I think that in this quote Dobzhansky is using the term evolution so broadly that it is almost meaningless scientifically. While I can't get access to the article 'Changing Man' that the quote comes from (
Dobzhansky, 1967) in his famous '
Nothing in Biology Makes Sense Except in the Light of Evolution' article he quotes Teilhard de Chardin and it illuminates where he is coming from ...
Is evolution a theory, a system, or a hypothesis? It is much more it is a general postulate to which all theories, all hypotheses, all systems much henceforward bow and which they must satisfy in order to be thinkable and true. Evolution is a light which illuminates all facts, a trajectory which all lines of thought must follow this is what evolution is.
This seems to be taking evolution in its older and broader sense of the unrolling of something and it relates to De Chardin and Dobzhansky's theistic positions. They both seem to see the history of the cosmos as an unrolling of god's plan, in which the evolution and spiritual development of man is the current highest point on the way to some even grander evolutionary future (ultimately to what De Chardin called the Omega Point).
If we wanted to use this thinking to re-frame the title of this thread it would be that Biological evolution is not Abiogenesis.

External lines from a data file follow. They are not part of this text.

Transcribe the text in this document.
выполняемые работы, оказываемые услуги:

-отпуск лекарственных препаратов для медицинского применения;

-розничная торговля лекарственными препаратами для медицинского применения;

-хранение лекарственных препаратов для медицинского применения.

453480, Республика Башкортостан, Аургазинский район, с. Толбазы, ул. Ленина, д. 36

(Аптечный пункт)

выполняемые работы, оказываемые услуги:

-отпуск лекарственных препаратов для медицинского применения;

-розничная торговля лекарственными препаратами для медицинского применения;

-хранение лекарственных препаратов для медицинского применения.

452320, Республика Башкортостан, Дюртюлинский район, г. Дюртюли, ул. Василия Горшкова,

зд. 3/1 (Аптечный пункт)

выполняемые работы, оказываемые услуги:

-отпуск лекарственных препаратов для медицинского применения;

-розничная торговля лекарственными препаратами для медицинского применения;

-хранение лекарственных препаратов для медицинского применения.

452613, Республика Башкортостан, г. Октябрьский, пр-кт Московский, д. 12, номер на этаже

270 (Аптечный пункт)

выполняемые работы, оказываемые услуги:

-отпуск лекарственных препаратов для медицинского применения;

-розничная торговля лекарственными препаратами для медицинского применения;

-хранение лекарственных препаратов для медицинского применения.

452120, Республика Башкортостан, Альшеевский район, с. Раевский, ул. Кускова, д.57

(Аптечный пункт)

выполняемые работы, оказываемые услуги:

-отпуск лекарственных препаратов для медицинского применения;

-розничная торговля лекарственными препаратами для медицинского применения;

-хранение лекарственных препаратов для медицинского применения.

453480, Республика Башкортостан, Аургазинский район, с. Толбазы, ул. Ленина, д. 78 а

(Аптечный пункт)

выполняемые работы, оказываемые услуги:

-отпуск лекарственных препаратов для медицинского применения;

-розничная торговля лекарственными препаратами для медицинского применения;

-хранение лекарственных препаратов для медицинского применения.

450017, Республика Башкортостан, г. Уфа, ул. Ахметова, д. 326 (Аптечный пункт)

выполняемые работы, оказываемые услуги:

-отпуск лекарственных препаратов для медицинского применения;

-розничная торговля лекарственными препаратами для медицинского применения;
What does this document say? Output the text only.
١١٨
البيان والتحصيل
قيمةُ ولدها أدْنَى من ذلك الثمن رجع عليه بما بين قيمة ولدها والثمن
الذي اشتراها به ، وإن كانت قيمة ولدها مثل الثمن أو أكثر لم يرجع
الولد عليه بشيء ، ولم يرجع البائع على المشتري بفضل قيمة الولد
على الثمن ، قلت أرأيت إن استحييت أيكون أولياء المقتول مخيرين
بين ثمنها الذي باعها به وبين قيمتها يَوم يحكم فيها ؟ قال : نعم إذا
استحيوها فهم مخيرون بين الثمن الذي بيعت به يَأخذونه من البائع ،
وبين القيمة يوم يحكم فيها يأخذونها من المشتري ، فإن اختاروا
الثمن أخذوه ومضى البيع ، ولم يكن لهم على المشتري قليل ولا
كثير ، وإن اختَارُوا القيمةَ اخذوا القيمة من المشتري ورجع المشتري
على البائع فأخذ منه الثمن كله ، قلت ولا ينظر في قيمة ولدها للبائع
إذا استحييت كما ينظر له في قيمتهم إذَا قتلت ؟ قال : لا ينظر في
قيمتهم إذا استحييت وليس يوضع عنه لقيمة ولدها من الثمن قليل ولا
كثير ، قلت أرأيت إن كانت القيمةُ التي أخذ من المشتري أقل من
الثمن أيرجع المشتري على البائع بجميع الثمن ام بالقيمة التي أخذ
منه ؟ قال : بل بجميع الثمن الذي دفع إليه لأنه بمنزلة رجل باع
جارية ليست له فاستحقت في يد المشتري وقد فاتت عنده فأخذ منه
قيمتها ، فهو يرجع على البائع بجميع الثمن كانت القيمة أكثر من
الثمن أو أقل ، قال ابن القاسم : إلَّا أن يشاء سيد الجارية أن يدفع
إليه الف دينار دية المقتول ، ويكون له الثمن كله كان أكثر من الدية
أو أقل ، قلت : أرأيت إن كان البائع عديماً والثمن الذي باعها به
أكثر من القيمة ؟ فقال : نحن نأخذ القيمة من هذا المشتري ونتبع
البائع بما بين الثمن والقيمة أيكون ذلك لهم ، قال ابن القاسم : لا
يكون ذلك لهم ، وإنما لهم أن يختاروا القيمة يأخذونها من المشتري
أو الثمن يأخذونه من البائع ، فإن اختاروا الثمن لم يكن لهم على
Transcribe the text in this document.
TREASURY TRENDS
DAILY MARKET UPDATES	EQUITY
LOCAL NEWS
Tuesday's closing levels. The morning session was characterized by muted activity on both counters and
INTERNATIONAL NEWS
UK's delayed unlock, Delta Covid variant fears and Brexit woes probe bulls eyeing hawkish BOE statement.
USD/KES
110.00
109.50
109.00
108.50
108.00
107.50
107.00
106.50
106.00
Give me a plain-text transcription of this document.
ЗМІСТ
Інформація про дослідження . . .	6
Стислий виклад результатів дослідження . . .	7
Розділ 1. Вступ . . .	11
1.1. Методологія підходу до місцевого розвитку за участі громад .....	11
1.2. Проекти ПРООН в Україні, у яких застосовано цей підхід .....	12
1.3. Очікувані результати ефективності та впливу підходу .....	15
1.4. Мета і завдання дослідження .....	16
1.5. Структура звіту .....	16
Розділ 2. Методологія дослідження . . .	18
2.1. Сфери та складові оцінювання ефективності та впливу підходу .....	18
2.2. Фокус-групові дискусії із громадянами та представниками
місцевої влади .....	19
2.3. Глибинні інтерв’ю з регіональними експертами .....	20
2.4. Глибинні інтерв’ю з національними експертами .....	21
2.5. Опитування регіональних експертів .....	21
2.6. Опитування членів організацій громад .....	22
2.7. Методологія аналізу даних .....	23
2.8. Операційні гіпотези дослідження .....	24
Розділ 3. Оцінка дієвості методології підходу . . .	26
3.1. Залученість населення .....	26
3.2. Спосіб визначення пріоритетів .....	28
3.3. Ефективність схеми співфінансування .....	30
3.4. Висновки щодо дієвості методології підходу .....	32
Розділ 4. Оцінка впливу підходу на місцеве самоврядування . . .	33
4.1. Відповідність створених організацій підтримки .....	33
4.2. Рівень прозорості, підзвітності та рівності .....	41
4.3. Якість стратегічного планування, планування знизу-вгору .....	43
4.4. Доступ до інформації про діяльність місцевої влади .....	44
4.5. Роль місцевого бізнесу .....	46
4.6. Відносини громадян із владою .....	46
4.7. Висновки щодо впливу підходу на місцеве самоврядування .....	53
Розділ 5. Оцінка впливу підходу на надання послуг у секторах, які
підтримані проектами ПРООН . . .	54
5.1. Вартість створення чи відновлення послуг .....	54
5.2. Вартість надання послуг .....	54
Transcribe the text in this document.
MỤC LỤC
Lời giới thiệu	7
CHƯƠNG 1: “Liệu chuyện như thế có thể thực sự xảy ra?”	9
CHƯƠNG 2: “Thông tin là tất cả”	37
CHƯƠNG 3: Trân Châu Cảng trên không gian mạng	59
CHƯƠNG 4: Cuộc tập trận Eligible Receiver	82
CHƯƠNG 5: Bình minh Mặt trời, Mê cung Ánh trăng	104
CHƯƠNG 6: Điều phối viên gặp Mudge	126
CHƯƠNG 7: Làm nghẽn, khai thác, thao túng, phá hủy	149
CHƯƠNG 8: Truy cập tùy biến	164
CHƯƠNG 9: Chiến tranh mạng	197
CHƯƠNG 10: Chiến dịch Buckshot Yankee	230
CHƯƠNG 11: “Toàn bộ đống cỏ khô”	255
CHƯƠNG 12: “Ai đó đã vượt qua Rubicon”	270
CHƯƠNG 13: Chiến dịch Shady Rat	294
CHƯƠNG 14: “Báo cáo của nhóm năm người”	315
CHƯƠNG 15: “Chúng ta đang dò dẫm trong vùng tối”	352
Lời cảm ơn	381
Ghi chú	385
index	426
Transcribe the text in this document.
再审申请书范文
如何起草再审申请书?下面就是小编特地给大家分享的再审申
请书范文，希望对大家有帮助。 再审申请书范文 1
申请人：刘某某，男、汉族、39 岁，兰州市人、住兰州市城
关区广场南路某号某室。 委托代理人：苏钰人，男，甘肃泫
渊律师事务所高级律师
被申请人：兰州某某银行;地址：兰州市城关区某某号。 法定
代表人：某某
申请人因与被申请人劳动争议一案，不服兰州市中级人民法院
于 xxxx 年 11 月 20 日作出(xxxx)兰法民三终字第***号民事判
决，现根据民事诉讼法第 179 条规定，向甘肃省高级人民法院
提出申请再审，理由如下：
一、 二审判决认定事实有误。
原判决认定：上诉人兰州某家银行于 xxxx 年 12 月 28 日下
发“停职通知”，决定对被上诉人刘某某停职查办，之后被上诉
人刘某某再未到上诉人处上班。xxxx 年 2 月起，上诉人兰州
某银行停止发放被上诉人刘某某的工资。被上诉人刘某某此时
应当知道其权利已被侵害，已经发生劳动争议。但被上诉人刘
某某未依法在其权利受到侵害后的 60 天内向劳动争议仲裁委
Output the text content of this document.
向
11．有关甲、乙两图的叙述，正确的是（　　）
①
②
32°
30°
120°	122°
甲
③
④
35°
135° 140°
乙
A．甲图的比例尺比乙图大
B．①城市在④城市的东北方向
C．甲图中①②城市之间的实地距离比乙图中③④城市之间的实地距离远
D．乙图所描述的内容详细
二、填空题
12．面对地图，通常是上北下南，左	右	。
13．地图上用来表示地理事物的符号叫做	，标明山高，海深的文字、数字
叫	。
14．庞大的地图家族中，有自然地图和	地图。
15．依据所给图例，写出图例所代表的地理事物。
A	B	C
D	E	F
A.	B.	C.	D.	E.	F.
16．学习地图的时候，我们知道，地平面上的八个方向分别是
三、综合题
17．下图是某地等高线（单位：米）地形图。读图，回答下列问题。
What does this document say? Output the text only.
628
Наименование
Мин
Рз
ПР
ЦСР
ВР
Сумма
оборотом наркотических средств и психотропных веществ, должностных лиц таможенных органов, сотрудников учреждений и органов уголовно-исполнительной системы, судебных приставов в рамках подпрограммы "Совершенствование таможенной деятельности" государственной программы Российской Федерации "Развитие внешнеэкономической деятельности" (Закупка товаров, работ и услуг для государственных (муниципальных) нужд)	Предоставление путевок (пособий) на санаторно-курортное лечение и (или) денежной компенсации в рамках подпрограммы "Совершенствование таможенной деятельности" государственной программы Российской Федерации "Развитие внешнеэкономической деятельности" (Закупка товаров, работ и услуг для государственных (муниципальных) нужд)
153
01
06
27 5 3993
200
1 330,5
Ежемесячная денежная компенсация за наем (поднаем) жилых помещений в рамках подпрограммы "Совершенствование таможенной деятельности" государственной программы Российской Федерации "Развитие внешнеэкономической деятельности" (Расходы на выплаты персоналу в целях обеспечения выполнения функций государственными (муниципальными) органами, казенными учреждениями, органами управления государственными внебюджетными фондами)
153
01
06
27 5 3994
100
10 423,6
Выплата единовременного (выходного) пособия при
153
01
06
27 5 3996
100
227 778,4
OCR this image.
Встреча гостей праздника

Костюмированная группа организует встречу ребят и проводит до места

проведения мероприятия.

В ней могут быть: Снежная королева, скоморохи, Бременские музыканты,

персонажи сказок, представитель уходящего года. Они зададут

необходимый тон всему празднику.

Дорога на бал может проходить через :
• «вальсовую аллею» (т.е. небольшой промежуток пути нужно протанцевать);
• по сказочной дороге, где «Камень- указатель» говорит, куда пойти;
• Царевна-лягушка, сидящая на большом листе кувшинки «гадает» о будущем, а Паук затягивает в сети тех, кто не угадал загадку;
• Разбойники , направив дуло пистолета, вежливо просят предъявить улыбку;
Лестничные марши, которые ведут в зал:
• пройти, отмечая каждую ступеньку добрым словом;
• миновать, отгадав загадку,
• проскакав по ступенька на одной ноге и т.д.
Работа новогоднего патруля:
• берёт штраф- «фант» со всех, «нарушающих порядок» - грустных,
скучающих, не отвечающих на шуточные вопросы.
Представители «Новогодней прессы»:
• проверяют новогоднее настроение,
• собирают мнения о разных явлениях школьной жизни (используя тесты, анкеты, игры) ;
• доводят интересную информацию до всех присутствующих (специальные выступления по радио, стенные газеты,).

I was going to say Biological evolution is not Chemical evolution, but Chemical evolution itself is a term with many different connotations, although many of them would be in sympathy with De Chardin and Dobzhansky's line of reasoning such as the creation of chemical elements during nucleosynthesis.
We might further phrase the distinction as being between the evolution
of life and the evolution
to life.
As I said, I think this paints evolution rather too broadly, and certainly much more broadly than it is generally understood either on this site or in the biological sciences.